G'day folks, I've been lurking for a while now with a view to posting something about the system that I work on, so here goes:
The tl;dr version:
-TCL being used to write the entire system
- 300,000 lines of TCL code in the codebase
- Custom database written from scratch in TCL
- Database with only one two-column table for all of the data about everything
-OpenBSD 3.9 still being used on all of the servers
At first glance the system, let's call it "Autograph", is very innovative. I have no doubts that had it been done properly the first time, it would have really taken off. The system is described as an "integrated living solution" - an IT infrastructure that is built into expensive apartment complexes, incorporating IP security camera surveillance, access control, power, water, gas and internet metering and touch-screen computers embedded into a wall in every apartment acting as both an information terminal and a VoIP intercom.
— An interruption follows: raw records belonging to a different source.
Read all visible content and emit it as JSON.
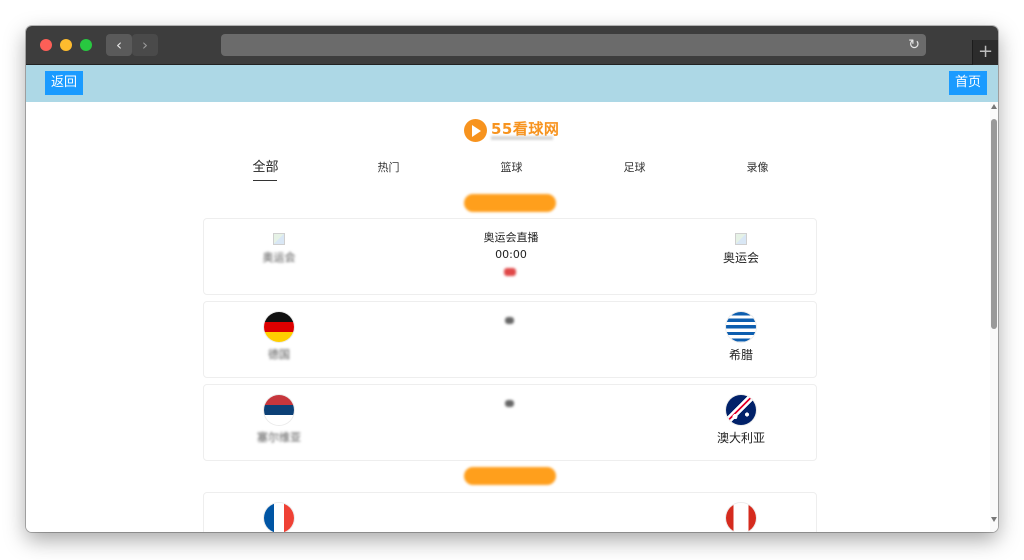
{
  "browser": {
    "nav_back_icon": "chevron-left-icon",
    "nav_back_glyph": "‹",
    "nav_forward_glyph": "›",
    "reload_glyph": "↻",
    "new_tab_glyph": "+"
  },
  "topbar": {
    "back_label": "返回",
    "home_label": "首页",
    "color": "#add8e6",
    "button_color": "#1a9bff"
  },
  "logo": {
    "text": "55看球网",
    "color": "#f7931e"
  },
  "tabs": [
    {
      "label": "全部",
      "active": true
    },
    {
      "label": "热门"
    },
    {
      "label": "篮球"
    },
    {
      "label": "足球"
    },
    {
      "label": "录像"
    }
  ],
  "date_pills": [
    "",
    ""
  ],
  "matches": [
    {
      "home": {
        "name": "奥运会",
        "flag": "broken-image",
        "name_blurred": true
      },
      "away": {
        "name": "奥运会",
        "flag": "broken-image",
        "name_blurred": false
      },
      "event": "奥运会直播",
      "time": "00:00",
      "status": "",
      "event_blurred": false
    },
    {
      "home": {
        "name": "德国",
        "flag": "germany-flag",
        "name_blurred": true
      },
      "away": {
        "name": "希腊",
        "flag": "greece-flag",
        "name_blurred": false
      },
      "event": "",
      "time": "",
      "status": "",
      "event_blurred": true
    },
    {
      "home": {
        "name": "塞尔维亚",
        "flag": "serbia-flag",
        "name_blurred": true
      },
      "away": {
        "name": "澳大利亚",
        "flag": "australia-flag",
        "name_blurred": false
      },
      "event": "",
      "time": "",
      "status": "",
      "event_blurred": true
    },
    {
      "home": {
        "name": "",
        "flag": "france-flag",
        "name_blurred": true
      },
      "away": {
        "name": "",
        "flag": "canada-flag",
        "name_blurred": false
      },
      "event": "",
      "time": "",
      "status": "",
      "event_blurred": true
    }
  ]
}
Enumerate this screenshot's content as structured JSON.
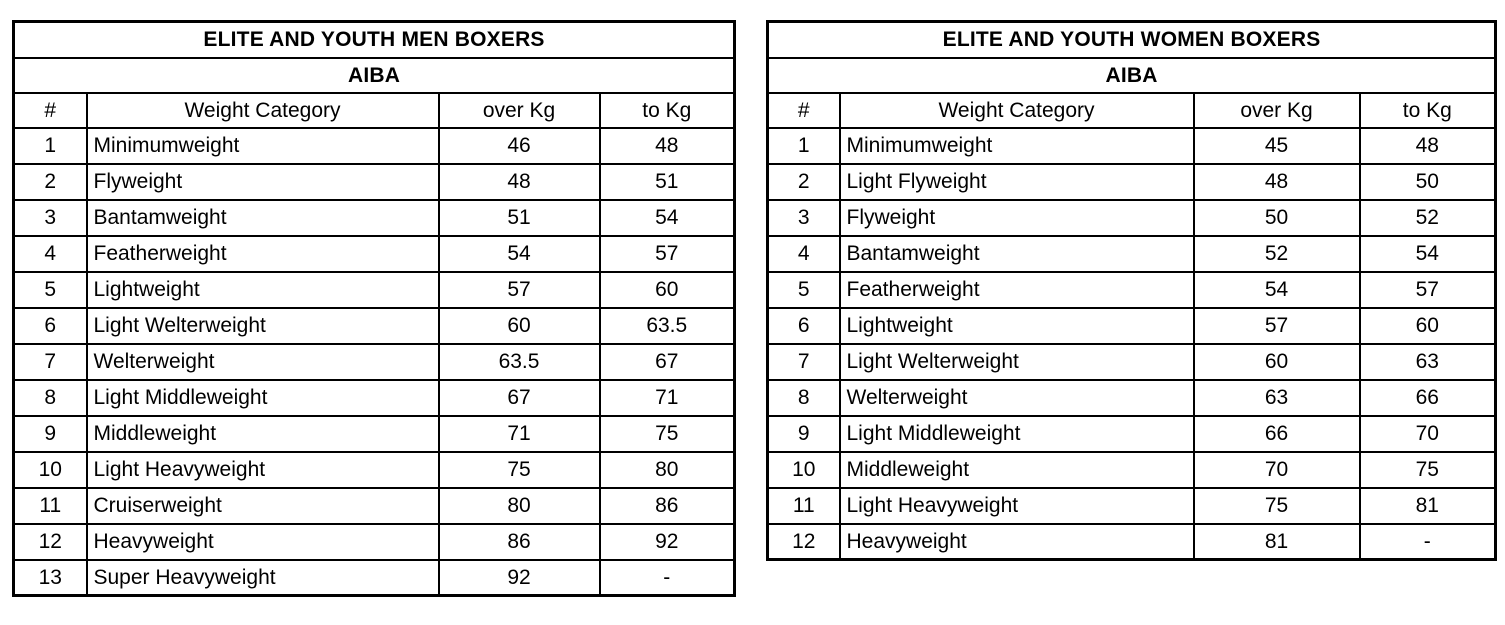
{
  "tables": [
    {
      "id": "men",
      "title": "ELITE AND YOUTH MEN BOXERS",
      "organization": "AIBA",
      "columns": {
        "index": "#",
        "category": "Weight Category",
        "over": "over Kg",
        "to": "to Kg"
      },
      "rows": [
        {
          "index": "1",
          "category": "Minimumweight",
          "over": "46",
          "to": "48"
        },
        {
          "index": "2",
          "category": "Flyweight",
          "over": "48",
          "to": "51"
        },
        {
          "index": "3",
          "category": "Bantamweight",
          "over": "51",
          "to": "54"
        },
        {
          "index": "4",
          "category": "Featherweight",
          "over": "54",
          "to": "57"
        },
        {
          "index": "5",
          "category": "Lightweight",
          "over": "57",
          "to": "60"
        },
        {
          "index": "6",
          "category": "Light Welterweight",
          "over": "60",
          "to": "63.5"
        },
        {
          "index": "7",
          "category": "Welterweight",
          "over": "63.5",
          "to": "67"
        },
        {
          "index": "8",
          "category": "Light Middleweight",
          "over": "67",
          "to": "71"
        },
        {
          "index": "9",
          "category": "Middleweight",
          "over": "71",
          "to": "75"
        },
        {
          "index": "10",
          "category": "Light Heavyweight",
          "over": "75",
          "to": "80"
        },
        {
          "index": "11",
          "category": "Cruiserweight",
          "over": "80",
          "to": "86"
        },
        {
          "index": "12",
          "category": "Heavyweight",
          "over": "86",
          "to": "92"
        },
        {
          "index": "13",
          "category": "Super Heavyweight",
          "over": "92",
          "to": "-"
        }
      ]
    },
    {
      "id": "women",
      "title": "ELITE AND YOUTH WOMEN BOXERS",
      "organization": "AIBA",
      "columns": {
        "index": "#",
        "category": "Weight Category",
        "over": "over Kg",
        "to": "to Kg"
      },
      "rows": [
        {
          "index": "1",
          "category": "Minimumweight",
          "over": "45",
          "to": "48"
        },
        {
          "index": "2",
          "category": "Light Flyweight",
          "over": "48",
          "to": "50"
        },
        {
          "index": "3",
          "category": "Flyweight",
          "over": "50",
          "to": "52"
        },
        {
          "index": "4",
          "category": "Bantamweight",
          "over": "52",
          "to": "54"
        },
        {
          "index": "5",
          "category": "Featherweight",
          "over": "54",
          "to": "57"
        },
        {
          "index": "6",
          "category": "Lightweight",
          "over": "57",
          "to": "60"
        },
        {
          "index": "7",
          "category": "Light Welterweight",
          "over": "60",
          "to": "63"
        },
        {
          "index": "8",
          "category": "Welterweight",
          "over": "63",
          "to": "66"
        },
        {
          "index": "9",
          "category": "Light Middleweight",
          "over": "66",
          "to": "70"
        },
        {
          "index": "10",
          "category": "Middleweight",
          "over": "70",
          "to": "75"
        },
        {
          "index": "11",
          "category": "Light Heavyweight",
          "over": "75",
          "to": "81"
        },
        {
          "index": "12",
          "category": "Heavyweight",
          "over": "81",
          "to": "-"
        }
      ]
    }
  ],
  "colors": {
    "border": "#000000",
    "text": "#000000",
    "background": "#ffffff"
  }
}
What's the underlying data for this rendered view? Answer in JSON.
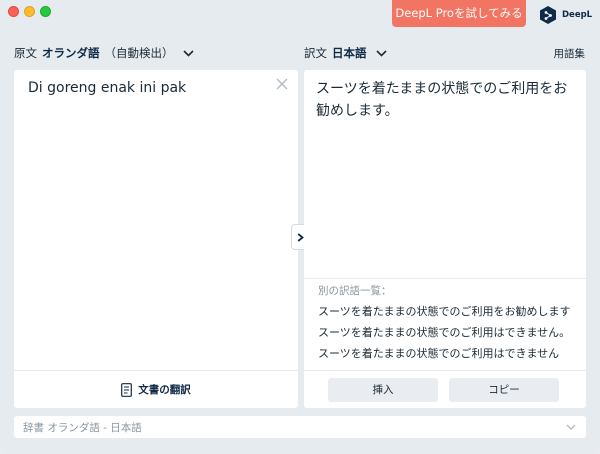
{
  "titlebar": {
    "pro_button": "DeepL Proを試してみる",
    "brand_name": "DeepL"
  },
  "source": {
    "prefix": "原文",
    "language": "オランダ語",
    "detect": "（自動検出）",
    "text": "Di goreng enak ini pak",
    "document_label": "文書の翻訳"
  },
  "target": {
    "prefix": "訳文",
    "language": "日本語",
    "glossary": "用語集",
    "text": "スーツを着たままの状態でのご利用をお勧めします。",
    "alternatives_title": "別の訳語一覧：",
    "alternatives": [
      "スーツを着たままの状態でのご利用をお勧めします",
      "スーツを着たままの状態でのご利用はできません。",
      "スーツを着たままの状態でのご利用はできません"
    ],
    "insert_button": "挿入",
    "copy_button": "コピー"
  },
  "dictionary": {
    "label": "辞書 オランダ語 - 日本語"
  },
  "colors": {
    "accent": "#f27462",
    "brand": "#0f2b46",
    "background": "#e6ebef"
  },
  "icons": {
    "clear": "close-icon",
    "swap": "chevron-right-icon",
    "document": "document-icon",
    "dropdown": "chevron-down-icon"
  }
}
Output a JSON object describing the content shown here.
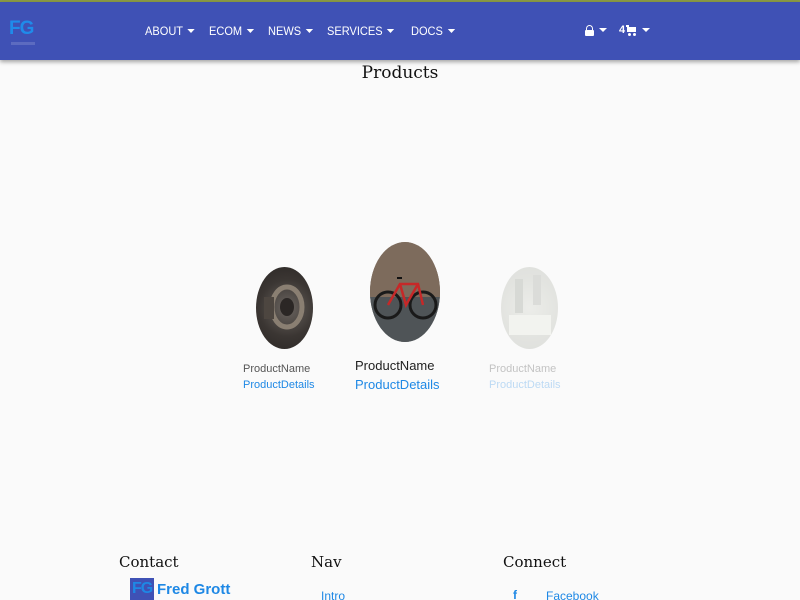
{
  "nav": {
    "logo": "FG",
    "menu": [
      "ABOUT",
      "ECOM",
      "NEWS",
      "SERVICES",
      "DOCS"
    ],
    "cart_count": "4"
  },
  "page_title": "Products",
  "products": [
    {
      "name": "ProductName",
      "details": "ProductDetails"
    },
    {
      "name": "ProductName",
      "details": "ProductDetails"
    },
    {
      "name": "ProductName",
      "details": "ProductDetails"
    }
  ],
  "footer": {
    "contact_title": "Contact",
    "nav_title": "Nav",
    "connect_title": "Connect",
    "brand_mark": "FG",
    "brand_name": "Fred Grott",
    "nav_link": "Intro",
    "facebook_icon": "f",
    "facebook_link": "Facebook"
  },
  "colors": {
    "navbar": "#3f51b5",
    "accent": "#1e88e5"
  },
  "icons": [
    "lock-icon",
    "cart-icon",
    "caret-down-icon",
    "facebook-icon"
  ]
}
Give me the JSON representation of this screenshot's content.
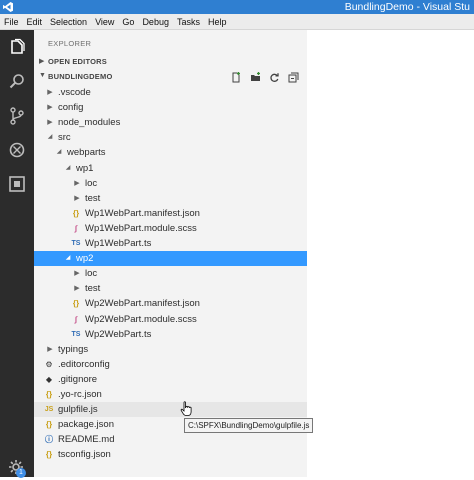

Best of all, everything was done over the network so the building was only wired up with CAT-5e, no telephone lines, no analogue CCTV cables and PoE devices meant that we often didn't even need power cables.
The problem, as usual, was the result of consultants with crazy "reinvent the wheel" type ideas and management not giving the developers enough time to implement them properly.
1. The Language
Everything is written in TCL, from the services running on our servers to the software on the information terminals (with a GUI written in TK). There are almost 300,000 lines of TCL code in the codebase.
For those of you who are unfamiliar with TCL, it is a scripting language designed for rapid prototyping and while it is a very powerful language, it is not designed for writing large programs with wide-scale use in a production system.
We have fairly large performance and stability issues resulting from using an interpreted language on this scale. Access control suffered a big hit, at times it could take three seconds or more for a door to open after swiping an access card, and everything would crash if we left the servers for more than a week without a reboot.
Certainly, though, the biggest language-related problem was code maintenance. TCL doesn't have any IDEs in the same calibre as Eclipse/Netbeans or even Visual Studio, so the developers all used vi (or vim if we were lucky enough to have it) and grep to find bugs and edit the code.
2. The server OS
All of our servers still run OpenBSD 3.9, I think originally the idea was to have an extremely secure system, but that kind of goes out the door when you are six or seven versions behind the current release (4.6) because it is "too much trouble to upgrade". Our most recent product release(late 2008) was deployed on OpenBSD 4.0.
3. The "Database"
By far the biggest problem of this system was the database. During the design process, one of the consultants decided that regular SQL-type databases were too slow and unwieldy so he created his own, from scratch, in TCL. It runs like a dog.
The table structure in this database is woeful. Firstly there is only one table with two columns - key and value - for all of the data that we store. Oh, and we store all of our data for everything in that table, which means resident details are stored right next to keycard IDs, PINs and MAC addresses for network devices.
Secondly, half of the data looks like this:
Key Value
Keyname(key index) Value
And the other half of the data looks like this:
Key Value
Keyname(value) Key index
That means that to change a single piece of data, we must update two rows in the table that mutually reference each other.
Thirdly, database updates are not atomic, so there have been many times where only partial updates occur, and only the first value in a pair of keys is modified - so we are left with keyname(key index) = new value and keyname(old value) = key index. Hilarity, and overtime work ensues.
Fourthly, loading new data into the database is painfully slow: a rate of about one record per second. We only have around 5000 rows in this database and that takes almost two hours to load in, so rebuilding the database after a major failure is a painful procedure.
Fifthly, there is no way easy to delete a row from the database short of taking a text dump of the entire database, manually erasing a row, deleting the in-memory copy and then reloading the whole thing from the text dump. Instead of this, we set the value to -1 and leave the dead record to take up space in the database.
4. The system architecture
Everything in this system is interdependent and combined together in strange ways. For instance, the power, water and gas metering are controlled by the same program that runs the access control system and the software that runs on the information terminals and this program requires the database to be working. For some reason, nothing within our internal network will run without the firewall between our internal network and the internet running. Basically, if any server or network link in the system fails, the entire system is brought down.